Richard Richard - 5 months ago 30
SQL Question

SQL: two queries for different time periods, and calculate percentage change?

I am using BigQuery and have a table with three columsn:

district
(string),
price
(float) and
timestamp
). My table looks like this:

district price date
OOX 200 2015-01-01
00Y 213 2015-01-01
00X 215 2015-01-01


I want to calculate the mean price by district in 2005, the mean price by district in 2015, and the percentage difference between them. In other words, I'd like output that looks like this:

district price_2005 price_2015 percent_change
00X 125 205 0.64
00Y 116 200 0.72


The format of the
percent_change
column isn't critical - it could also be a percentage number, etc.

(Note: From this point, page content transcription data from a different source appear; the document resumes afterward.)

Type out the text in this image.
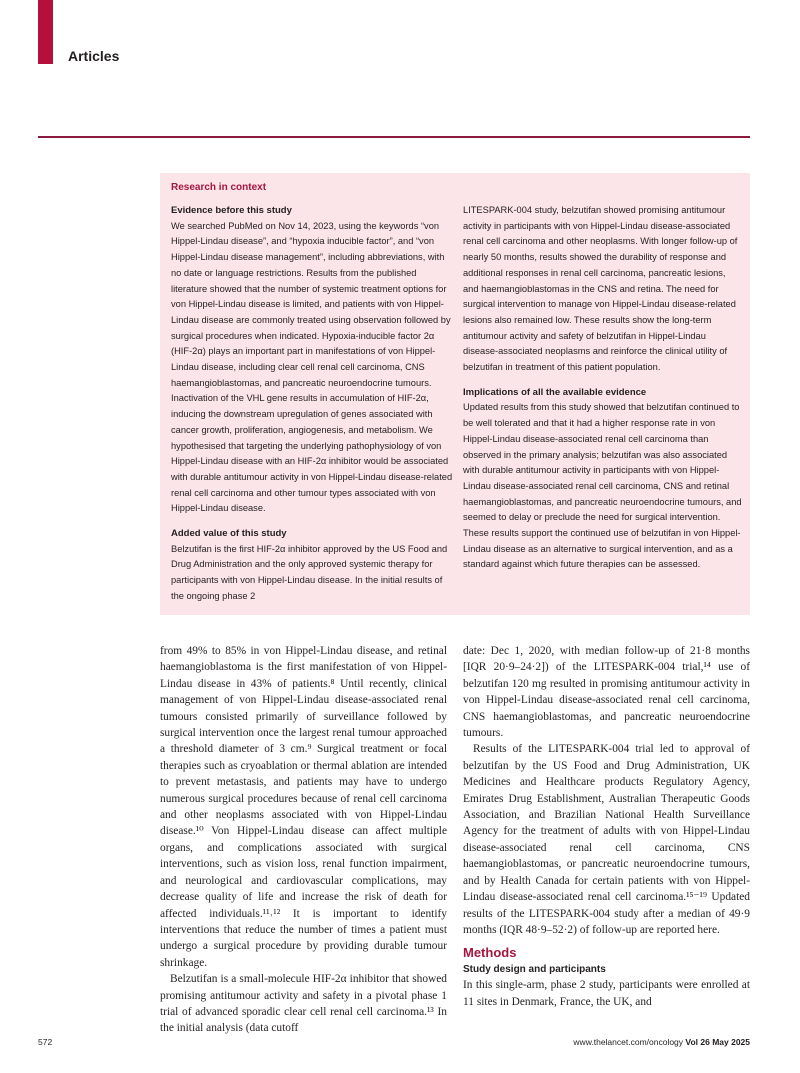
Articles
Research in context
Evidence before this study

We searched PubMed on Nov 14, 2023, using the keywords “von Hippel-Lindau disease”, and “hypoxia inducible factor”, and “von Hippel-Lindau disease management”, including abbreviations, with no date or language restrictions. Results from the published literature showed that the number of systemic treatment options for von Hippel-Lindau disease is limited, and patients with von Hippel-Lindau disease are commonly treated using observation followed by surgical procedures when indicated. Hypoxia-inducible factor 2α (HIF-2α) plays an important part in manifestations of von Hippel-Lindau disease, including clear cell renal cell carcinoma, CNS haemangioblastomas, and pancreatic neuroendocrine tumours. Inactivation of the VHL gene results in accumulation of HIF-2α, inducing the downstream upregulation of genes associated with cancer growth, proliferation, angiogenesis, and metabolism. We hypothesised that targeting the underlying pathophysiology of von Hippel-Lindau disease with an HIF-2α inhibitor would be associated with durable antitumour activity in von Hippel-Lindau disease-related renal cell carcinoma and other tumour types associated with von Hippel-Lindau disease.

Added value of this study

Belzutifan is the first HIF-2α inhibitor approved by the US Food and Drug Administration and the only approved systemic therapy for participants with von Hippel-Lindau disease. In the initial results of the ongoing phase 2

LITESPARK-004 study, belzutifan showed promising antitumour activity in participants with von Hippel-Lindau disease-associated renal cell carcinoma and other neoplasms. With longer follow-up of nearly 50 months, results showed the durability of response and additional responses in renal cell carcinoma, pancreatic lesions, and haemangioblastomas in the CNS and retina. The need for surgical intervention to manage von Hippel-Lindau disease-related lesions also remained low. These results show the long-term antitumour activity and safety of belzutifan in Hippel-Lindau disease-associated neoplasms and reinforce the clinical utility of belzutifan in treatment of this patient population.

Implications of all the available evidence

Updated results from this study showed that belzutifan continued to be well tolerated and that it had a higher response rate in von Hippel-Lindau disease-associated renal cell carcinoma than observed in the primary analysis; belzutifan was also associated with durable antitumour activity in participants with von Hippel-Lindau disease-associated renal cell carcinoma, CNS and retinal haemangioblastomas, and pancreatic neuroendocrine tumours, and seemed to delay or preclude the need for surgical intervention. These results support the continued use of belzutifan in von Hippel-Lindau disease as an alternative to surgical intervention, and as a standard against which future therapies can be assessed.

from 49% to 85% in von Hippel-Lindau disease, and retinal haemangioblastoma is the first manifestation of von Hippel-Lindau disease in 43% of patients.⁸ Until recently, clinical management of von Hippel-Lindau disease-associated renal tumours consisted primarily of surveillance followed by surgical intervention once the largest renal tumour approached a threshold diameter of 3 cm.⁹ Surgical treatment or focal therapies such as cryoablation or thermal ablation are intended to prevent metastasis, and patients may have to undergo numerous surgical procedures because of renal cell carcinoma and other neoplasms associated with von Hippel-Lindau disease.¹⁰ Von Hippel-Lindau disease can affect multiple organs, and complications associated with surgical interventions, such as vision loss, renal function impairment, and neurological and cardiovascular complications, may decrease quality of life and increase the risk of death for affected individuals.¹¹˒¹² It is important to identify interventions that reduce the number of times a patient must undergo a surgical procedure by providing durable tumour shrinkage.

Belzutifan is a small-molecule HIF-2α inhibitor that showed promising antitumour activity and safety in a pivotal phase 1 trial of advanced sporadic clear cell renal cell carcinoma.¹³ In the initial analysis (data cutoff

date: Dec 1, 2020, with median follow-up of 21·8 months [IQR 20·9–24·2]) of the LITESPARK-004 trial,¹⁴ use of belzutifan 120 mg resulted in promising antitumour activity in von Hippel-Lindau disease-associated renal cell carcinoma, CNS haemangioblastomas, and pancreatic neuroendocrine tumours.

Results of the LITESPARK-004 trial led to approval of belzutifan by the US Food and Drug Administration, UK Medicines and Healthcare products Regulatory Agency, Emirates Drug Establishment, Australian Therapeutic Goods Association, and Brazilian National Health Surveillance Agency for the treatment of adults with von Hippel-Lindau disease-associated renal cell carcinoma, CNS haemangioblastomas, or pancreatic neuroendocrine tumours, and by Health Canada for certain patients with von Hippel-Lindau disease-associated renal cell carcinoma.¹⁵⁻¹⁹ Updated results of the LITESPARK-004 study after a median of 49·9 months (IQR 48·9–52·2) of follow-up are reported here.

Methods
Study design and participants

In this single-arm, phase 2 study, participants were enrolled at 11 sites in Denmark, France, the UK, and

572	www.thelancet.com/oncology Vol 26 May 2025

How can I use BigQuery to do this? I've got this far:

SELECT district, AVG(price) AS price
FROM mytable
WHERE date BETWEEN TIMESTAMP('2005-01-01') AND TIMESTAMP('2015-12-31')
GROUP BY district


But I don't know how to get the remaining two columns without doing separate queries. Do I need a subquery?

Answer

You can do this using conditional aggregation. Using the legacy SQL interface:

select district,
       avg(case when year(date) = 2005 then price end) as price_2005,
       avg(case when year(date) = 2015 then price end) as price_2015,
       ((avg(case when year(date) = 2015 then price end) /
         avg(case when year(date) = 2005 then price end)
        ) - 1) as change
from t
group by district;

The idea is the same for the updated SQL interface, but the function for extracting the year is different.